Here’s what the sentence looks like when quoted within a text:

In arguing for frame semantics, Croft and Cruse (2004) asserted, “Semantic frames/domains represent one of the two major organizing principles for conceptual structure” (p. 32).

If the quotation has more than 40 words, use a block quotation. Begin the quotation on a new line and indent a half-inch from the left margin. Double-space the entire quotation, and at the end of the quotation, provide citation information after the final punctuation mark.

John Nicholson (1820) anticipated this effect when discussing farming methods in the nineteenth century:

Perhaps it would be well, if some institution were devised, and supported at the expense of the State, which would be so organized as would tend most effectually to produce a due degree of emulation among Farmers, by rewards and honorary distinctions conferred by those who, by their successful experimental efforts and improvements, should render themselves duly entitled to them. (p. 92)

The Reference List

References that appear in the text must appear in the references list in alphabetical order by the author’s last name, with the exception of personal communication; only cite personal communication in the text, not in the reference list.

Electronic sources (6.31). Because electronic publishing has become a standard in research, the sixth edition provides an overview of electronic sources and how to reference them, specifically with URLs and DOIs.

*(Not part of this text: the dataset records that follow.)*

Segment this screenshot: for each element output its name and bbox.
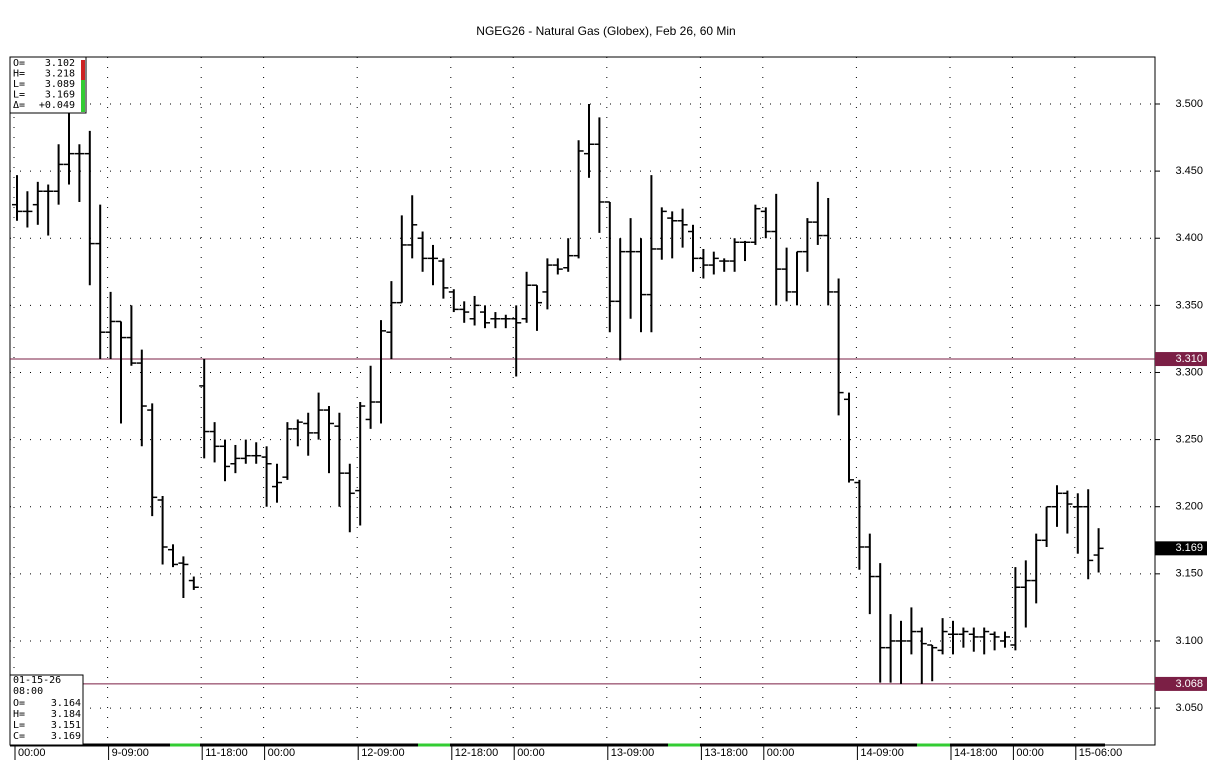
price-tag bbox=[1155, 352, 1207, 367]
indicator bbox=[81, 60, 85, 80]
data-window-label: Δ= bbox=[13, 100, 25, 111]
x-tick-label: 13-18:00 bbox=[704, 747, 747, 759]
indicator bbox=[81, 80, 85, 112]
data-window-label: L= bbox=[13, 79, 25, 90]
data-window-value: 3.218 bbox=[45, 69, 75, 80]
x-tick-label: 00:00 bbox=[18, 747, 46, 759]
x-tick-label: 00:00 bbox=[1016, 747, 1044, 759]
cursor-field-label: C= bbox=[13, 731, 25, 742]
x-tick-label: 9-09:00 bbox=[112, 747, 149, 759]
cursor-field-value: 3.164 bbox=[51, 698, 81, 709]
last-price-label: 3.169 bbox=[1175, 542, 1203, 554]
data-window-label: O= bbox=[13, 58, 25, 69]
x-tick-label: 15-06:00 bbox=[1079, 747, 1122, 759]
x-tick-label: 12-18:00 bbox=[455, 747, 498, 759]
x-tick-label: 00:00 bbox=[268, 747, 296, 759]
x-tick-label: 14-09:00 bbox=[860, 747, 903, 759]
price-tag bbox=[1155, 676, 1207, 691]
y-tick-label: 3.300 bbox=[1175, 366, 1203, 378]
y-tick-label: 3.450 bbox=[1175, 165, 1203, 177]
data-window-value: 3.102 bbox=[45, 58, 75, 69]
data-window-value: +0.049 bbox=[39, 100, 75, 111]
x-tick-label: 12-09:00 bbox=[361, 747, 404, 759]
y-tick-label: 3.150 bbox=[1175, 568, 1203, 580]
chart-title: NGEG26 - Natural Gas (Globex), Feb 26, 6… bbox=[476, 24, 735, 38]
x-tick-label: 11-18:00 bbox=[205, 747, 248, 759]
data-window-value: 3.169 bbox=[45, 90, 75, 101]
x-tick-label: 14-18:00 bbox=[954, 747, 997, 759]
y-tick-label: 3.350 bbox=[1175, 299, 1203, 311]
data-window-label: H= bbox=[13, 69, 25, 80]
price-tag-label: 3.068 bbox=[1175, 678, 1203, 690]
y-tick-label: 3.100 bbox=[1175, 635, 1203, 647]
x-tick-label: 00:00 bbox=[517, 747, 545, 759]
x-tick-label: 13-09:00 bbox=[611, 747, 654, 759]
cursor-info bbox=[9, 674, 84, 746]
cursor-field-value: 3.169 bbox=[51, 731, 81, 742]
data-window-label: L= bbox=[13, 90, 25, 101]
cursor-date: 01-15-26 bbox=[13, 675, 61, 686]
data-window bbox=[9, 56, 87, 114]
x-tick-label: 00:00 bbox=[767, 747, 795, 759]
last-price-tag bbox=[1155, 541, 1207, 556]
cursor-time: 08:00 bbox=[13, 686, 43, 697]
cursor-field-label: L= bbox=[13, 720, 25, 731]
data-window-value: 3.089 bbox=[45, 79, 75, 90]
y-tick-label: 3.500 bbox=[1175, 98, 1203, 110]
cursor-field-value: 3.151 bbox=[51, 720, 81, 731]
price-tag-label: 3.310 bbox=[1175, 353, 1203, 365]
y-tick-label: 3.050 bbox=[1175, 702, 1203, 714]
y-tick-label: 3.250 bbox=[1175, 434, 1203, 446]
cursor-field-label: H= bbox=[13, 709, 25, 720]
y-tick-label: 3.200 bbox=[1175, 501, 1203, 513]
cursor-field-label: O= bbox=[13, 698, 25, 709]
y-tick-label: 3.400 bbox=[1175, 232, 1203, 244]
cursor-field-value: 3.184 bbox=[51, 709, 81, 720]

URLs, more commonly known as a web address, locate information housed on the Internet. The fifth edition specified that references to electronic sources should refer to the article’s or document’s URL. However, they are prone to “breaking” or deleting, and to resolve issues associated with the unstable nature of URLs, publishers have started using DOIs with articles.

For more details on how to cite electronic sources with following the sixth edition, consult your APA manual or the OWL’s resource on citing electronic sources.

While citing from a webpage, you may not be able to find a page number to refer to, i.e., there is no pagination. Instead, refer to the paragraph number from which you are citing where you would usually insert a page number by using “para.” instead of “p.”. Be sure to include the author’s/s’ name/s and year, too, if applicable.

“The Purdue University Writing Lab and Purdue Online Writing Lab (OWL) assist clients in their development as writers—no matter what their skill level—with on-campus consultations, online participation, and community engagement” (Purdue OWL, 2010, “Mission,” para. 1).

“Mission” is used here to refer to the section in which this quote was found.